The great thing about homeschooling was that we learned at our own pace. If we didn’t do well in a lesson, my mother could reset the unit and get us to do it again (properly). Being a competitive person, the minute I got into college the thrill of “A-chasing” became much stronger. I enjoy university and I do feel good when I get high grades. However, the learning isn’t just about the grades but the actual “learning” , the knowledge and skills that are developed through various assessments.

Sometimes, we get comments like, “You’re so accomplished” or “You have so many skills!” The truth is, being in the relatively noncompetitive and “sheltered” homeschooling sphere, we weren’t subject to a lot of scrutiny and didn’t feel like we had to do or achieve anything to. It wasn’t about the product of learning or showing that we were achieving so much as homeschoolers. We learned things and we picked up skills because we were genuinely interested in them and just wanted to explore different things.  Life moved as its own pace, without unnecessary stress.

I can’t help but think that commercialised or institutionalised education, even progressive or project-based learning has this drawback – children are “on show”. They are like subjects in an experiments or specimens being observed under a microscope. Everything they do reflects on the school, and the school feels the necessity, consciously or unconsciously, to have “something to show”. Children may not be able to learn and do projects at their own pace and according to their interests, because the school needs to market itself producing “brilliant” and “accomplished” students. This isn’t the best thing, because what children need is the chance to be themselves and to learn away from all the class rankings, school rankings, international rankings, social media publicity and so forth.

We need to let children be children.

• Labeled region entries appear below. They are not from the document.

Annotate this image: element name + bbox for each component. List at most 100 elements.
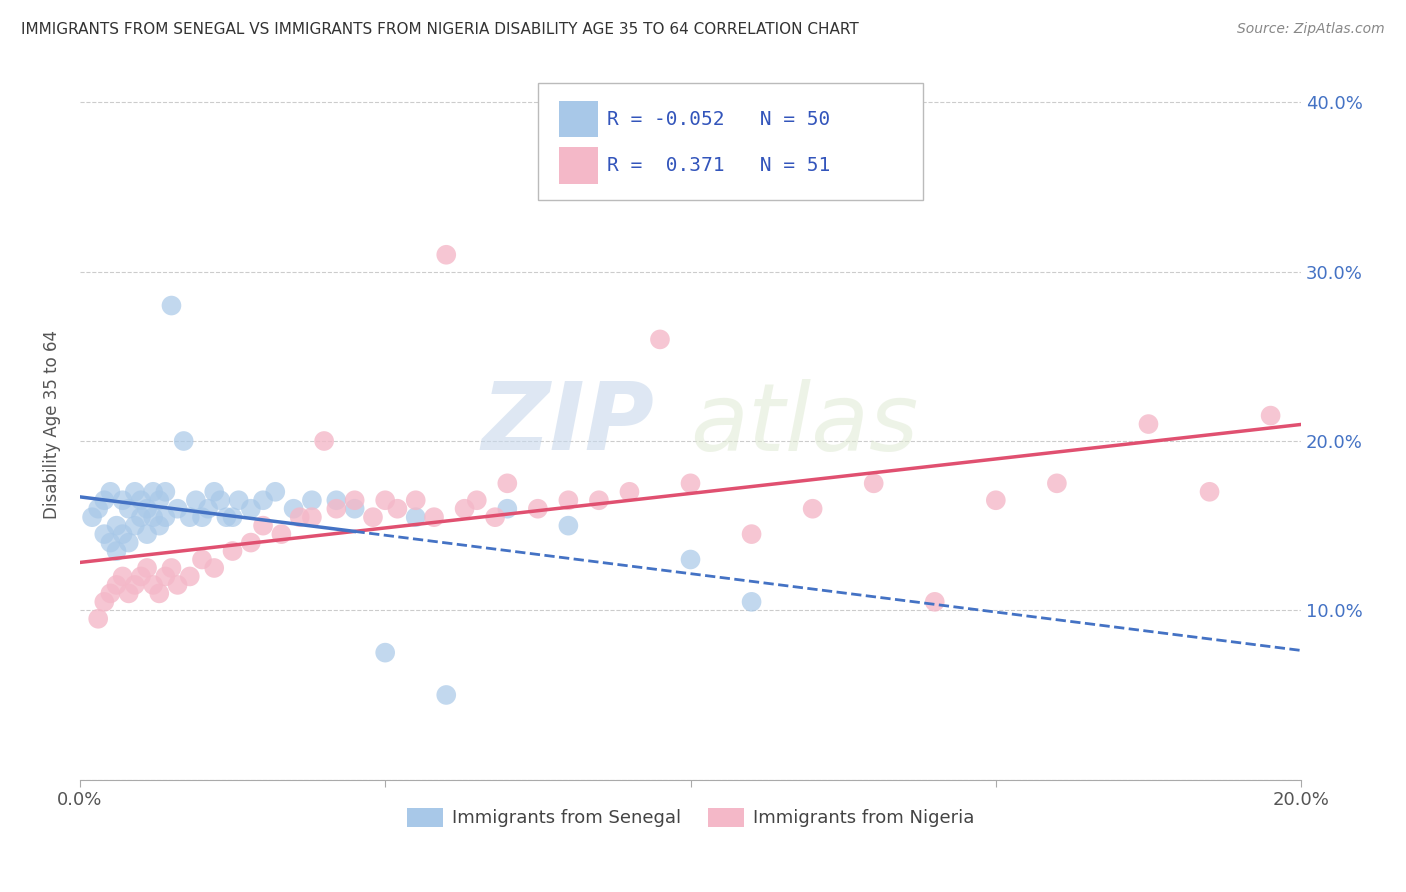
Point (679, 476, 702, 491)
Point (314, 434, 336, 448)
Point (374, 493, 396, 508)
Point (93, 493, 115, 508)
Point (100, 535, 122, 549)
Point (228, 493, 250, 508)
Point (679, 552, 702, 566)
Point (1260, 409, 1282, 423)
Point (166, 501, 188, 516)
Point (270, 527, 292, 541)
Point (221, 544, 243, 558)
Point (301, 510, 323, 524)
Point (191, 552, 214, 566)
Point (93, 595, 115, 609)
Y-axis label: Disability Age 35 to 64: Disability Age 35 to 64 (44, 329, 60, 518)
Point (80, 510, 103, 524)
Point (434, 248, 457, 262)
Point (527, 501, 550, 516)
Point (155, 510, 177, 524)
Point (405, 493, 427, 508)
Point (741, 595, 763, 609)
Point (288, 510, 311, 524)
Point (118, 586, 141, 600)
Point (155, 569, 177, 583)
Point (124, 578, 146, 592)
Point (374, 646, 396, 660)
Point (111, 493, 134, 508)
Bar (558, 101, 598, 137)
FancyBboxPatch shape (538, 83, 922, 200)
Point (100, 586, 122, 600)
Point (87, 501, 110, 516)
Text: IMMIGRANTS FROM SENEGAL VS IMMIGRANTS FROM NIGERIA DISABILITY AGE 35 TO 64 CORRE: IMMIGRANTS FROM SENEGAL VS IMMIGRANTS FR… (21, 22, 859, 37)
Point (129, 510, 152, 524)
Point (136, 561, 159, 575)
Point (215, 510, 238, 524)
Point (142, 578, 165, 592)
Point (124, 518, 146, 533)
Point (105, 544, 128, 558)
Point (129, 493, 152, 508)
Point (343, 493, 366, 508)
Point (87, 612, 110, 626)
Point (741, 527, 763, 541)
Point (465, 493, 488, 508)
Point (1046, 476, 1069, 491)
Point (924, 595, 946, 609)
Point (93, 527, 115, 541)
Point (252, 518, 274, 533)
Point (173, 434, 195, 448)
Point (801, 501, 824, 516)
Point (202, 561, 225, 575)
Bar (558, 147, 598, 184)
Point (453, 501, 475, 516)
Point (129, 569, 152, 583)
Legend: Immigrants from Senegal, Immigrants from Nigeria: Immigrants from Senegal, Immigrants from… (399, 801, 981, 835)
Point (239, 501, 262, 516)
Point (142, 510, 165, 524)
Point (434, 688, 457, 702)
Point (100, 484, 122, 499)
Point (202, 484, 225, 499)
Point (588, 493, 610, 508)
Point (405, 510, 427, 524)
Point (142, 484, 165, 499)
Point (118, 501, 141, 516)
Point (283, 501, 305, 516)
Point (325, 493, 347, 508)
Point (197, 501, 219, 516)
Point (484, 510, 506, 524)
Point (239, 535, 262, 549)
Point (191, 510, 214, 524)
Point (496, 476, 519, 491)
Point (160, 299, 183, 313)
Point (184, 493, 207, 508)
Text: ZIP: ZIP (481, 378, 654, 470)
Point (361, 510, 384, 524)
Point (136, 527, 159, 541)
Point (148, 493, 170, 508)
Point (118, 535, 141, 549)
Point (862, 476, 884, 491)
Point (111, 569, 134, 583)
Point (155, 484, 177, 499)
Point (619, 484, 641, 499)
Point (124, 484, 146, 499)
Text: Source: ZipAtlas.com: Source: ZipAtlas.com (1237, 22, 1385, 37)
Point (343, 501, 366, 516)
Point (301, 493, 323, 508)
Point (325, 501, 347, 516)
Point (160, 561, 183, 575)
Point (387, 501, 409, 516)
Point (166, 578, 188, 592)
Point (264, 484, 287, 499)
Point (111, 527, 134, 541)
Text: atlas: atlas (690, 378, 918, 469)
Point (1137, 417, 1160, 431)
Point (1198, 484, 1220, 499)
Point (179, 510, 201, 524)
Point (252, 493, 274, 508)
Text: R =  0.371   N = 51: R = 0.371 N = 51 (607, 156, 831, 175)
Point (496, 501, 519, 516)
Point (179, 569, 201, 583)
Point (221, 510, 243, 524)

Childhood isn’t about achievement and achievement isn’t about achievement.  Doing a project or learning something isn’t meant to be about “showing off”, but about the value that comes from the process itself. Conceptual development and the development of creativity and thinking skills occurs away from the public gaze. They simply aren’t “testable”. Is play “testable”?

I believe that intelligence develops “underground”. Like a pot of soup, it simmers away merrily for a long time, until the time comes when it is uncovered and served. Talent should developed and encouraged, but it shouldn’t be hot-housed and forced to unveil itself before its time. For one time, you don’t know what form it will take.

Education isn’t meant to be a parade or a stage-show. If it is, then it would be a fiction, something that looks and sounds good, but isn’t true or real. From a policy perspective, grades should not be the considered the bottom  line, nor should children’s learning be micro-managed. If you have learned something, you will be able to apply it and synthesize it. It doesn’t mean that you have to take a test to constantly prove that you’ve learned it.

Children should not be constantly ranked, compared, and criticised. Instead, they should be having fun and enjoying their childhood. They should be encouraged and praised for their accomplishments in all areas, not just “school subjects”. They should have the time to be themselves and get to know themselves, to explore their interests. They shouldn’t have to be on their toes, bogged by the expectation of schools, teachers, parents, governments, institutions, their extended family, their parents’ friends and society in general. To everyone else, we should say, “Hands off and let the child be!”